Türk çalışma hukukunda, oldukça geniş bir iş sağlığı ve güvenliği mevzuatı yürürlüktedir. Başta İş Sağlığı ve Güvenliği Kanunu olmak üzere, İş Kanunu, Türk Borçlar Kanunu, Sosyal Sigortalar ve Genel Sağlık Sigortası Kanunu, Türk Ceza Kanunu, Umumi Hıfzıssıhha Kanunu, Belediye Kanunu gibi birçok yasada bu konuya ilişkin kurallar yer almıştır.
Mevzuat nedir?
Bir ülkede yürürlükte olan yasa, tüzük, yönetmelik vb. yasal düzenlemelerin bütününe verilen isimdir.
Anayasa nedir?
Bir devletin yönetim biçimini belirten, yasama, yürütme, yargılama güçlerinin nasıl kullanılacağını gösteren, yurttaşların kamu haklarını bildiren temel yasadır.
Anayasa’da doğrudan “iş sağlığı ve güvenliği hakkı” başlığını taşıyan bir düzenleme var mıdır?
Anayasa’da doğrudan “iş sağlığı ve güvenliği hakkı” başlığını taşıyan bir düzenleme bulunmamaktadır. Ancak Anayasa’nın birçok hükmü birlikte değerlendirildiğinde iş sağlığı ve güvenliğini hakkının Anayasal dayanağının bulunduğu görülür.

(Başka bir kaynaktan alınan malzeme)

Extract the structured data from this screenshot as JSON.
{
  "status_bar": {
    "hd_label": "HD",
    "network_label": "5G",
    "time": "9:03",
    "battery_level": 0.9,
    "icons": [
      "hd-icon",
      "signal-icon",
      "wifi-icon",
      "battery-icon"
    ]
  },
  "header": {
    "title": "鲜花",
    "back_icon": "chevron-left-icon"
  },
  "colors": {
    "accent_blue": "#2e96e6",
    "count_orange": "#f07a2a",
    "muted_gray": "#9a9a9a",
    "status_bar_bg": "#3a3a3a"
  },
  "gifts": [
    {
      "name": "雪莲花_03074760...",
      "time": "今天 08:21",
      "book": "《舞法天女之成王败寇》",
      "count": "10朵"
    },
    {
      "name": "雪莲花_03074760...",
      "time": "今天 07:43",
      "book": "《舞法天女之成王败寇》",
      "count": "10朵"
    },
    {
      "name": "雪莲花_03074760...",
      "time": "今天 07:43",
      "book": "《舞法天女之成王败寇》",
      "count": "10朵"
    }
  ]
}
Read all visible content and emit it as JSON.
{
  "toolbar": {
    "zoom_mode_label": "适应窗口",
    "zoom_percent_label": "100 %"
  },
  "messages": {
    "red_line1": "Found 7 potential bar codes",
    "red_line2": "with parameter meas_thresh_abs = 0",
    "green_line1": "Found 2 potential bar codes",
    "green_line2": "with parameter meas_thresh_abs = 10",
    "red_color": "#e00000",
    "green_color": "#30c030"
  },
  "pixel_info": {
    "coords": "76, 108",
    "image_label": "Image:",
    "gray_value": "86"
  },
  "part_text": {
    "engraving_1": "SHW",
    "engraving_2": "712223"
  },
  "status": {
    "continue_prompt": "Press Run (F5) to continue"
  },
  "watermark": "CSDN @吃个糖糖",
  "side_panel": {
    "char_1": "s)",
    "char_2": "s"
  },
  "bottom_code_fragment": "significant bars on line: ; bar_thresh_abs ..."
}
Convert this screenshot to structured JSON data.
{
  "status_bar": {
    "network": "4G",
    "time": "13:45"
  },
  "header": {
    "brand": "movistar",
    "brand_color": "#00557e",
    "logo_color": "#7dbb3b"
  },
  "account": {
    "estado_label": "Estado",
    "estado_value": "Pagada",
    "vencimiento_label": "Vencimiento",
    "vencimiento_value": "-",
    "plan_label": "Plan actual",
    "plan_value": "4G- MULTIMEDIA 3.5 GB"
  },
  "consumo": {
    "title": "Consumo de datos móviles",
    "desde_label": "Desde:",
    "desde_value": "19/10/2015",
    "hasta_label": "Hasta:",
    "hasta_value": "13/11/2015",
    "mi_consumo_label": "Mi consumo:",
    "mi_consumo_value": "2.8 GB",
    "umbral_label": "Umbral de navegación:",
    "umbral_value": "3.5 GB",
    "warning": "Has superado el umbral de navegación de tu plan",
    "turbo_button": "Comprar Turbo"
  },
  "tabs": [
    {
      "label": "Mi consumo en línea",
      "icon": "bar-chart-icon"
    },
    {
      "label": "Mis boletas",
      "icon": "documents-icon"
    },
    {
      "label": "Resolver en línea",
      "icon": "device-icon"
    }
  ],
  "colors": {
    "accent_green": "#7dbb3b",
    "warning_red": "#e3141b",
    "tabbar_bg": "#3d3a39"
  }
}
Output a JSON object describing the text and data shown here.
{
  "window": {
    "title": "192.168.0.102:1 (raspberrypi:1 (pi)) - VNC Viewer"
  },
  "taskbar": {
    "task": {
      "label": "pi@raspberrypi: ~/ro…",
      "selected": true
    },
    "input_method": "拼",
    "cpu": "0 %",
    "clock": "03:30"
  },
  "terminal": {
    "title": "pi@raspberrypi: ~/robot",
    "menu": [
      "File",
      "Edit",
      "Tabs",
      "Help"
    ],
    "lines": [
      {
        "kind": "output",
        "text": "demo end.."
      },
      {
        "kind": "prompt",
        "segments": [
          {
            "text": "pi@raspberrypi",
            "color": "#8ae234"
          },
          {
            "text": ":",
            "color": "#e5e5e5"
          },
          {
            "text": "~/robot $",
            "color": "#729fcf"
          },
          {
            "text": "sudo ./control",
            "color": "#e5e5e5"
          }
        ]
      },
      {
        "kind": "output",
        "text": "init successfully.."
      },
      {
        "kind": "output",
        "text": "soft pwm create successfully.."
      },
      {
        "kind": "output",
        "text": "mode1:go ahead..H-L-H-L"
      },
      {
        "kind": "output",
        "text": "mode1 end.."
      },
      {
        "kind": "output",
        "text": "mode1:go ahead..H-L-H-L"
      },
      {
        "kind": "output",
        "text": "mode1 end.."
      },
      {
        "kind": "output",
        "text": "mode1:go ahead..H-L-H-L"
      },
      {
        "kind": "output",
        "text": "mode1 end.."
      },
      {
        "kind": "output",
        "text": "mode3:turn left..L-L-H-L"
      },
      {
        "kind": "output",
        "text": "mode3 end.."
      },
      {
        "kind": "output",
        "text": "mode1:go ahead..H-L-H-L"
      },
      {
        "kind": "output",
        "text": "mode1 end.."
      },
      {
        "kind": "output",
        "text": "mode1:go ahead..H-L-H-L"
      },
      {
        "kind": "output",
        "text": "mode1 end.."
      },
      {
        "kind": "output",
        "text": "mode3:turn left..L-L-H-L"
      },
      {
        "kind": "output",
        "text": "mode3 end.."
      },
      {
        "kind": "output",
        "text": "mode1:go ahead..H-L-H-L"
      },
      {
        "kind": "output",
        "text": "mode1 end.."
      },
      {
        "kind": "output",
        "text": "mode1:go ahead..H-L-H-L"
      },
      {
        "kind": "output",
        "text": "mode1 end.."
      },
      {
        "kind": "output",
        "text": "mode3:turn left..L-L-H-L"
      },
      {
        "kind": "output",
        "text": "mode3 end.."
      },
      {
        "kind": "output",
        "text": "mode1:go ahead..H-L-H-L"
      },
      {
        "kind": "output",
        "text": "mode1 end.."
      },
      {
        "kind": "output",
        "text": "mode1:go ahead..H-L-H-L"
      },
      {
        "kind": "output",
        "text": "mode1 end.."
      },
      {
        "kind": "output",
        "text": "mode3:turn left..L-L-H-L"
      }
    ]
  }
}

Örneğin Anayasa’nın 2, 5, 17, 18, 50, 56 ve 60. maddelerinde iş sağlığı ve güvenliği hakkına ilişkin hükümler bulunmaktadır.
6331 sayılı İş Sağlığı ve Güvenliği Kanunu’nu diğer yasal düzenlemelerden ayıran temel özellik nedir?
6331 sayılı İş Sağlığı ve Güvenliği Kanunu; proaktif (önleyici) yaklaşım içeren ve ülkemizin ilk müstakil iş sağlığı ve güvenliği kanunu olma özelliği taşımaktadır.
6331 sayılı İş Sağlığı ve Güvenliği Kanunu’nun amacı nedir?
İş Sağlığı ve Güvenliği Kanunu’nun amacı, işyerlerinde iş sağlığı ve güvenliğinin sağlanması ile mevcut sağlık ve güvenlik koşullarının iyileştirilmesi için işveren ve çalışanların görev, yetki, sorumluluk, hak ve yükümlülüklerini düzenlemektir. 6331 sayılı Kanun ile İş Kanunu’ndan bağımsız olarak iş sağlığı ve güvenliğine ilişkin düzenlemeler bir kanun içerisinde toplanmıştır.
6331 sayılı İş Sağlığı ve Güvenliği Kanunu hangi işveren ya da çalışanlar için yasal düzenlemeleri içermektedir?
6331 sayılı kanun; kamu ve özel sektöre ait bütün işlere ve işyerlerine, bu iş yerlerinin işverenleri ile işveren vekillerine, çırak ve stajyerler de dâhil olmak üzere tüm çalışanlarına faaliyet konularına bakılmaksızın uygulanır.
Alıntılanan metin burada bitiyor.